The law will enter into force as soon as, hours after that final approval, Joe Biden signs the text in a solemn act together with the bipartisan coalition that has made the project prosper. It will probably be the president's last triumphant act in the first part of his term. "Love is love," Biden proclaimed as soon as the law was voted on in the Upper House. "And Americans," he added, "should have the right to marry the person they love."
The new norm, the result of a complex negotiation with different transactions between progressives and conservatives, will definitively repeal the Defense of Marriage Act of 1996, which denied federal benefits to same-sex couples by defining the marriage bond as a legal union between a man and a woman. Said text was declared unconstitutional by the Supreme Court in 2013, but its full annulment will prevent the highest judicial body, with a conservative majority, from being able to rescue it.
In fact, the law agreed upon and voted on Tuesday in the Senate stems from the alarm unleashed in Congress, and throughout the United States, when Supreme Court Justice Clarence Thomas suggested in June that the High Court "should reconsider" the precedent it establishes equality in marriage, among others (he also cited access to contraception). Thomas, who introduced that opinion in the judgment annulling the right to abortion, was referring to the doctrine established in 2015 in the Obergefell vs.

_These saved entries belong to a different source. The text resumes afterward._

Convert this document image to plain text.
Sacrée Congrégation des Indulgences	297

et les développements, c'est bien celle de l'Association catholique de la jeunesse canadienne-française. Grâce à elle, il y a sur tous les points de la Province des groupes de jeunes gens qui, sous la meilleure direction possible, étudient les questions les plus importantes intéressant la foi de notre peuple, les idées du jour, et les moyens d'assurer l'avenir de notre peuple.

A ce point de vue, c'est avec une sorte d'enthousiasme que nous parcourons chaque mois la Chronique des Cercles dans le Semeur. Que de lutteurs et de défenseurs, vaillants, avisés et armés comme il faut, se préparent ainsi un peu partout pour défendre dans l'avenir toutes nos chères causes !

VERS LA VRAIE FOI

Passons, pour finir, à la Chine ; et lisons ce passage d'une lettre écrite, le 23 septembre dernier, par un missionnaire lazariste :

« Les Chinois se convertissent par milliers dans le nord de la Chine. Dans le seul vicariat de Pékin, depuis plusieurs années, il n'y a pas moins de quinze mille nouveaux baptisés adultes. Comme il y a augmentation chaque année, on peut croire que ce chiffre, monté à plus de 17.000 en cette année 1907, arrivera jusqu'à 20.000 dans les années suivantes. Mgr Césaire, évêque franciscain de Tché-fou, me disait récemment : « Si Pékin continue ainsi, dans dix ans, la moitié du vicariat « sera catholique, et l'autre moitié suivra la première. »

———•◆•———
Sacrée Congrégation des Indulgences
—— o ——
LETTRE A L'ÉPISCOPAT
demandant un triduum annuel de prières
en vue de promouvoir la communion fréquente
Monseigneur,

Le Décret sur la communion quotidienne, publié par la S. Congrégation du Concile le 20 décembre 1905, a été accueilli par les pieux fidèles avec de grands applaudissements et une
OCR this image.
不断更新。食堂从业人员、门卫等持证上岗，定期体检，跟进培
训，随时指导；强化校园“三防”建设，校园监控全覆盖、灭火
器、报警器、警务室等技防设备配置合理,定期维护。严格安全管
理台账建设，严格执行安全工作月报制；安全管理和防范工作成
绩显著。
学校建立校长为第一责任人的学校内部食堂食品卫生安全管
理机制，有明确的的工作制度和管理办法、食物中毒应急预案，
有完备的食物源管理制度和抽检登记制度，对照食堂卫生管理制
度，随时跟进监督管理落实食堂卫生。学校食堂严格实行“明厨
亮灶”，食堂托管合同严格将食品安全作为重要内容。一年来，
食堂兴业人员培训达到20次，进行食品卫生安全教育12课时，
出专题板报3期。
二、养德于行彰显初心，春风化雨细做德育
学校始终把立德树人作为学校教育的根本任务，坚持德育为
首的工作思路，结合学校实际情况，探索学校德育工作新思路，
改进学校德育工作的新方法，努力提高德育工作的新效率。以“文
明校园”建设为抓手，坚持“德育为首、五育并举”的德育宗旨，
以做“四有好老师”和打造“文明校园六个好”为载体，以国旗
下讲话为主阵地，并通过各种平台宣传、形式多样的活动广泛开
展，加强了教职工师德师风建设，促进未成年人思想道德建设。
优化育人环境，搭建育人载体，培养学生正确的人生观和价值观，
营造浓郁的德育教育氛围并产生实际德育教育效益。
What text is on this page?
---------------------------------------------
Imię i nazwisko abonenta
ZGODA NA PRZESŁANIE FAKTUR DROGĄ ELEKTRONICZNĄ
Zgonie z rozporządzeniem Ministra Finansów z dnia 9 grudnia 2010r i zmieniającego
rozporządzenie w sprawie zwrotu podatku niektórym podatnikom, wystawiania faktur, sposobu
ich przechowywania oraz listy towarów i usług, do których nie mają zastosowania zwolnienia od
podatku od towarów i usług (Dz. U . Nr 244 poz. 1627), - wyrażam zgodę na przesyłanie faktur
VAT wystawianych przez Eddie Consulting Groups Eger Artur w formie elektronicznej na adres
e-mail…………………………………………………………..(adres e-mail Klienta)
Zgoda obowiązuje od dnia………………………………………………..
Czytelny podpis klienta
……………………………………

Hodges, which enshrined the right of people of the same sex to marry: a right that, by virtue of the pact in Congress, will be protected when it becomes law.
The new legislation will not prevent any state from outlawing gay alliances within its territory, but it will prohibit it from denying the validity of a homosexual marriage contracted in any other state.
At the request of the Republicans, a provision of the law will guarantee that religious organizations can refuse to recognize these links or to provide services and resources for their consecration, without losing their tax benefits as non-profit entities.
Those responsible for the bipartisan pact made emotional speeches. "In these turbulent times for our nation, we do well to take this step," said Republican Senator Cynthia Lummis. “We are talking about our relatives, our neighbours, our co-workers and our friends,” added Susan Collins, also a Conservative MP.
Democratic Majority Leader Chuck Schumer choked back tears as he recalled how his daughter, who is married to another woman and expecting a baby, lived in fear that their union would be annulled. “I now hope that you will raise your son with all the love and security that every child deserves,” he said.
The project was approved by 61 votes in favor, 36 against and three abstentions, including that of Democratic Senator Raphael Warnock for being in the campaign for the runoff vote in the race for his seat representing Georgia
According to the National Census Bureau, there are 1.2 million households inhabited by same-sex couples in the United States. Of these, some 710,000 are married and around 500,000 have not legalized their situation.
The new law makes history at a time of little progress and plenty of setbacks, in the country and in much of the world.